Apesar disso, como apontou Maiky Carneiro, médico e trabalhador do Ambulatório Trans de Diadema, a exclusão dessa população não é um problema recente, e remete à própria estrutura do sistema capitalista.
“A gente tá falando de uma população que teve seus direitos excluídos por muitos anos. Isso faz parte de um projeto, que surge da colonização, do patriarcado e do capitalismo, que resultou na exclusão de corpos divergentes. Isso impactou na saúde, por ignorar a especificidade da população, que hoje é alvo da violência e da mortalidade porque isso não foi pensado no projeto de saúde. Quando vem a reforma sanitária, após a ditadura militar, a população trans não fez parte de nenhum dos projetos. Os corpos trans existem há muitos anos, o que precisa ser reconstruída é a maneira que a gente lida com essa relação”, explicou Maiky.
Por isso, foi frisado por vários dos presentes que é preciso responder aos ataques ampliando a resistência da população trans e também a luta por mais políticas de cidadania. A necessidade de garantir programas de empregabilidade e o combate ao preconceito nos espaços educacionais foram apontados como importantes eixos dessa luta, sendo a violência um dos fatores para a baixa escolaridade da população trans.
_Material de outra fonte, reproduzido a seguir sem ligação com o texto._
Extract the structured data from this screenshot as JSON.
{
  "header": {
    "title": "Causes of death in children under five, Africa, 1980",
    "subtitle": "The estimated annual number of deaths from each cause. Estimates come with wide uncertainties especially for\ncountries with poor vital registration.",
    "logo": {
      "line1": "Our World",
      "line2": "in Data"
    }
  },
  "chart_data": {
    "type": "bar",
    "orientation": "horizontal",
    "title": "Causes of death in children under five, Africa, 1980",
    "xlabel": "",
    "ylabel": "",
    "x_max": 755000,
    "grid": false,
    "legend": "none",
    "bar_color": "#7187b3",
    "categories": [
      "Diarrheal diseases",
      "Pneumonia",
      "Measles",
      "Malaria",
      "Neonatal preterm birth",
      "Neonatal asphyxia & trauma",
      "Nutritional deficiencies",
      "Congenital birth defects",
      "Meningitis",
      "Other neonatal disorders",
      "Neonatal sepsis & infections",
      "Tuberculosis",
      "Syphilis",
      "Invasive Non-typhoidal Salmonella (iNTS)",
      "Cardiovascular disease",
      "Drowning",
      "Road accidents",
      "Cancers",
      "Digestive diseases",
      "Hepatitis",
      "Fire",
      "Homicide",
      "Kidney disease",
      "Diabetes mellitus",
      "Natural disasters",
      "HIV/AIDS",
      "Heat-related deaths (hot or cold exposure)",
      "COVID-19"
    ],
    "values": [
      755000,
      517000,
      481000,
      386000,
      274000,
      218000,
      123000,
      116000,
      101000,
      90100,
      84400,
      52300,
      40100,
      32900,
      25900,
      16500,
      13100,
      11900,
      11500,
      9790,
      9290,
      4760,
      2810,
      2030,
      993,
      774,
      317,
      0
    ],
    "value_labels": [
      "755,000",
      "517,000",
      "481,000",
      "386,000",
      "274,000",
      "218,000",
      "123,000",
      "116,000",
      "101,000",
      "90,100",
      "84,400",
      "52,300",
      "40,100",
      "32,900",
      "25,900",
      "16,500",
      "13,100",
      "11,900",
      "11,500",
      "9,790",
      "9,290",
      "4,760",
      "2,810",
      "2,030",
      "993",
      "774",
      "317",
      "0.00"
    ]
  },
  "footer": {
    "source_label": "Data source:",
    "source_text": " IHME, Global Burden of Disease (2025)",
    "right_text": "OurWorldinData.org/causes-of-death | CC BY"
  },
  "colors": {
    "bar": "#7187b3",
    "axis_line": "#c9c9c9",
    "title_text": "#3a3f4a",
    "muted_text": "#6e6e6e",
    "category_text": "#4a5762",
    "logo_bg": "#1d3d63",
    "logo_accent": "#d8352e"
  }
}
A comunidade LGBTIA+ tem uma longa história de luta e resistência organizada e coletiva que não começa apenas com os direitos institucionalizados. Aqueles que foram à roda de conversa em Diadema demonstraram que, apesar da eleição de um prefeito conservador como Taka Yamauchi, seguem dispostos a defender seus direitos e lutar por muito mais, como na pauta da valorização do Ambulatório Trans.
Dando continuidade ao calendário de lutas, a II Marcha Transmasculina de São Paulo foi convocada para o próximo dia 30 de março. A manifestação será um importante momento para fortalecer a comunidade trans e a classe trabalhadora contra os políticos fascistas da burguesia e em seu interesse comum de defesa do serviço público, garantia de pleno emprego e vida digna.